Bundesländer wie Nordrhein-Westfalen, das Saarland, Bremen oder Niedersachsen drängten zurecht im Rahmen eines Bundesratsantrags auf einen nationalen Stahlgipfel und die Umsetzung industriepolitischer Maßnahmen, etwa die Absenkung der Übertragungsnetzentgelte und einen konsequent klimafreundlichen öffentlichen Einkauf.

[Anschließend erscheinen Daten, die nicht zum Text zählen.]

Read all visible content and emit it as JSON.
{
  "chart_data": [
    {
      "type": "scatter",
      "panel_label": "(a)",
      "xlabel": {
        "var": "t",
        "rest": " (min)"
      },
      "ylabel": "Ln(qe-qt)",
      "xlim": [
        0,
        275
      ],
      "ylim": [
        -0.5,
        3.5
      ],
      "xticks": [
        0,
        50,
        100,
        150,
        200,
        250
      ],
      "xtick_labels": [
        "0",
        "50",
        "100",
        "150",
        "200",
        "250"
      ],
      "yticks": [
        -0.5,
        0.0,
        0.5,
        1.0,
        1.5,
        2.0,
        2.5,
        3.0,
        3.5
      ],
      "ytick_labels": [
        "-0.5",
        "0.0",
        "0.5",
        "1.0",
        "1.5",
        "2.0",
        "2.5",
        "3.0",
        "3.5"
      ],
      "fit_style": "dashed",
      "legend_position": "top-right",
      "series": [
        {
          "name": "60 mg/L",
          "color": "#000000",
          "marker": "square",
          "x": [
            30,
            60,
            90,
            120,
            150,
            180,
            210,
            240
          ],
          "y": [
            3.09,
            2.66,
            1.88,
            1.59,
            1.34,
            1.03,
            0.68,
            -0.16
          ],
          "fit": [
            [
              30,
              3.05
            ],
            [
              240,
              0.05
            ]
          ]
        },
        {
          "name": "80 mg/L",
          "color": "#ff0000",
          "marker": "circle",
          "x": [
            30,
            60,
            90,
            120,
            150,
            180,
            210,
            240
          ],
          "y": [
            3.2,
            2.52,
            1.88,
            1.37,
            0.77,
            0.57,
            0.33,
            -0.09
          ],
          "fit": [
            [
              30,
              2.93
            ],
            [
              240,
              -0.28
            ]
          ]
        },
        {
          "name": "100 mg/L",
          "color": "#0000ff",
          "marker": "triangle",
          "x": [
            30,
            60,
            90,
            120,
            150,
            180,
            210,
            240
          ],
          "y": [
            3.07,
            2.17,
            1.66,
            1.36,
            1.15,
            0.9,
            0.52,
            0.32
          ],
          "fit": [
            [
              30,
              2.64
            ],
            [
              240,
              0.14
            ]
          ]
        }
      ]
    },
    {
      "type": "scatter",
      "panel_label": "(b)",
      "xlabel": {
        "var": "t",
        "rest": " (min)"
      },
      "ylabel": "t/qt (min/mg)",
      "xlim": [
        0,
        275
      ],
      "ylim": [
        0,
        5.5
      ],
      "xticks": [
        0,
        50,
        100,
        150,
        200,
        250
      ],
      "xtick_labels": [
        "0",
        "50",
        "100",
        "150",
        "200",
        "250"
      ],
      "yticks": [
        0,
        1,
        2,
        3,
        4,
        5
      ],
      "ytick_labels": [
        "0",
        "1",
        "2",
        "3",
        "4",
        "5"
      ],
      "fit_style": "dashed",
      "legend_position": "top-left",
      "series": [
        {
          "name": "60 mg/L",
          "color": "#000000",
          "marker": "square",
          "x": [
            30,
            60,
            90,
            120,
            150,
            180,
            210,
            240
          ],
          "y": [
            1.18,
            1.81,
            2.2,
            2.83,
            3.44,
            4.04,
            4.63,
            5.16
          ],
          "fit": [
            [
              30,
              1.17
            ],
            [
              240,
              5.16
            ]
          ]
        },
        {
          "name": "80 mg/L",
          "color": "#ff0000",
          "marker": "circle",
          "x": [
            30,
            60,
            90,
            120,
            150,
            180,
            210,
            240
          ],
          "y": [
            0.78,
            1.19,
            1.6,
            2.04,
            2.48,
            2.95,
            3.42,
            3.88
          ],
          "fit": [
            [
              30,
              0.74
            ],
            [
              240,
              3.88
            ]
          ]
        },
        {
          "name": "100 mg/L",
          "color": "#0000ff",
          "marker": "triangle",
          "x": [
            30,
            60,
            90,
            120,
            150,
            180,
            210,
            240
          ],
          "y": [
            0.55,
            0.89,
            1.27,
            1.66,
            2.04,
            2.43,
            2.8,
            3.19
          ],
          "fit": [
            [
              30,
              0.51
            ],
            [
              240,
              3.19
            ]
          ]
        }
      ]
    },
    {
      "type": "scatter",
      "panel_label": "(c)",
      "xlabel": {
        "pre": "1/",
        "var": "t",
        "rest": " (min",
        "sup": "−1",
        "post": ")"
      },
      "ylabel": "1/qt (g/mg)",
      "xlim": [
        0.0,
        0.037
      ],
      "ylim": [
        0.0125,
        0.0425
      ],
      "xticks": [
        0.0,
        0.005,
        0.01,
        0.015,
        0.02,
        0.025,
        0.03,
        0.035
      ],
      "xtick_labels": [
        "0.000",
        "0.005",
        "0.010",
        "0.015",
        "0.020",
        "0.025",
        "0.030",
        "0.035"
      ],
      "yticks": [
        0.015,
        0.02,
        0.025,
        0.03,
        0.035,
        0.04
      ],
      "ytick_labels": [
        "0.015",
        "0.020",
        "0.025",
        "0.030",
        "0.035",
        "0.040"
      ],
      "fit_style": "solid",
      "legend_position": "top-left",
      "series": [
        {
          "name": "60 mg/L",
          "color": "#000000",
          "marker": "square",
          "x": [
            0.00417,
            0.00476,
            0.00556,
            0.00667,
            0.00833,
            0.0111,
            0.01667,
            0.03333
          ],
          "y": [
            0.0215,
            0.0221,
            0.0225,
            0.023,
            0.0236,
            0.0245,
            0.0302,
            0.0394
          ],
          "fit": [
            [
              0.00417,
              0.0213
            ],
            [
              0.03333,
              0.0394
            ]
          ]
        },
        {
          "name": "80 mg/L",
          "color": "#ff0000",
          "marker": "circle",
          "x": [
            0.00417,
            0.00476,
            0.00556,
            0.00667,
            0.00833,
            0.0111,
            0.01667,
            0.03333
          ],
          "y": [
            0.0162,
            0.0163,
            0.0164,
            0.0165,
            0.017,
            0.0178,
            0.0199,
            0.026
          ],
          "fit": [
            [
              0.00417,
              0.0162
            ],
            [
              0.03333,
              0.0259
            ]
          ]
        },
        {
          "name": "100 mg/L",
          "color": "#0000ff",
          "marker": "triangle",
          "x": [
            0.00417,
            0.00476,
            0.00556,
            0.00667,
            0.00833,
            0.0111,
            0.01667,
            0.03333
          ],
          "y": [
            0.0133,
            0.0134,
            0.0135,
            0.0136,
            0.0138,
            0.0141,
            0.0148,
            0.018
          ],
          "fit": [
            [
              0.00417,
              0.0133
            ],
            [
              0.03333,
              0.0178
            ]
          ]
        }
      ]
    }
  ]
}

Zweitens ist das Thema nicht allein national zu lösen: Bundeswirtschaftsministerin Katherina Reiche (CDU) fordert aus gutem Grund eine Einigung auf europäischer Ebene für Strompreis-Subventionen, die von der EU-Kommission genehmigt werden müssen.

Faktenbox: Staatshilfe für die Stahlbranche – Retter oder Risiko?

Kernfrage: Soll der Staat in die Stahlindustrie einsteigen – oder reicht gezielte Industriepolitik?
Die Antwort ist kompliziert, die Fronten sind klar.

⚙️ Die Lage

  • Die deutsche Stahlindustrie steht unter Druck: hohe Energiepreise, EU-Klimavorgaben, globale Konkurrenz aus China und Indien.

  • Tausende Arbeitsplätze hängen direkt oder indirekt an der Branche.

  • Ohne staatliche Unterstützung droht der Verlust einer strategisch wichtigen Basisindustrie.

🧾 Die Positionen

  • SPD fordert staatliche Hilfen bis hin zu Beteiligungen – als „Ultima Ratio“.

  • Ziel: Standorte sichern, Abhängigkeiten vermeiden, klimaneutrale Produktion fördern.

  • CDU und FDP warnen vor einem „zweiten BER-Effekt“: Der Staat sei kein besserer Unternehmer.

  • Gewerkschaften und betroffene Bundesländer (NRW, Saarland, Bremen, Niedersachsen) drängen auf einen nationalen Stahlgipfel.

⚡️ Die Streitpunkte

  • Subventionen ja – aber wie lange und wie hoch?

  • Planungssicherheit und Bürokratieabbau sind für Unternehmen ebenso entscheidend.

  • Energiepolitik bleibt das Nadelöhr: Ohne verlässliche Strompreis-Regelung keine Zukunft für den Standort Deutschland.

  • Die EU-Kommission muss Strompreis-Subventionen genehmigen – nationale Alleingänge sind kaum möglich.

📈 Der Markt-und-Mittelstand-Check

  • Ein Staatseinstieg wäre Symbolpolitik – teuer, riskant und kaum effizient.
  • Sinnvoller: eine temporäre Entlastung für die Transformationsphase, kombiniert mit realistischer Energiepolitik und europäischer Abstimmung.
  • Ohne Reformen droht der deutschen Industrie ein weiterer Strukturbruch – diesmal mit Stahl statt Kohle.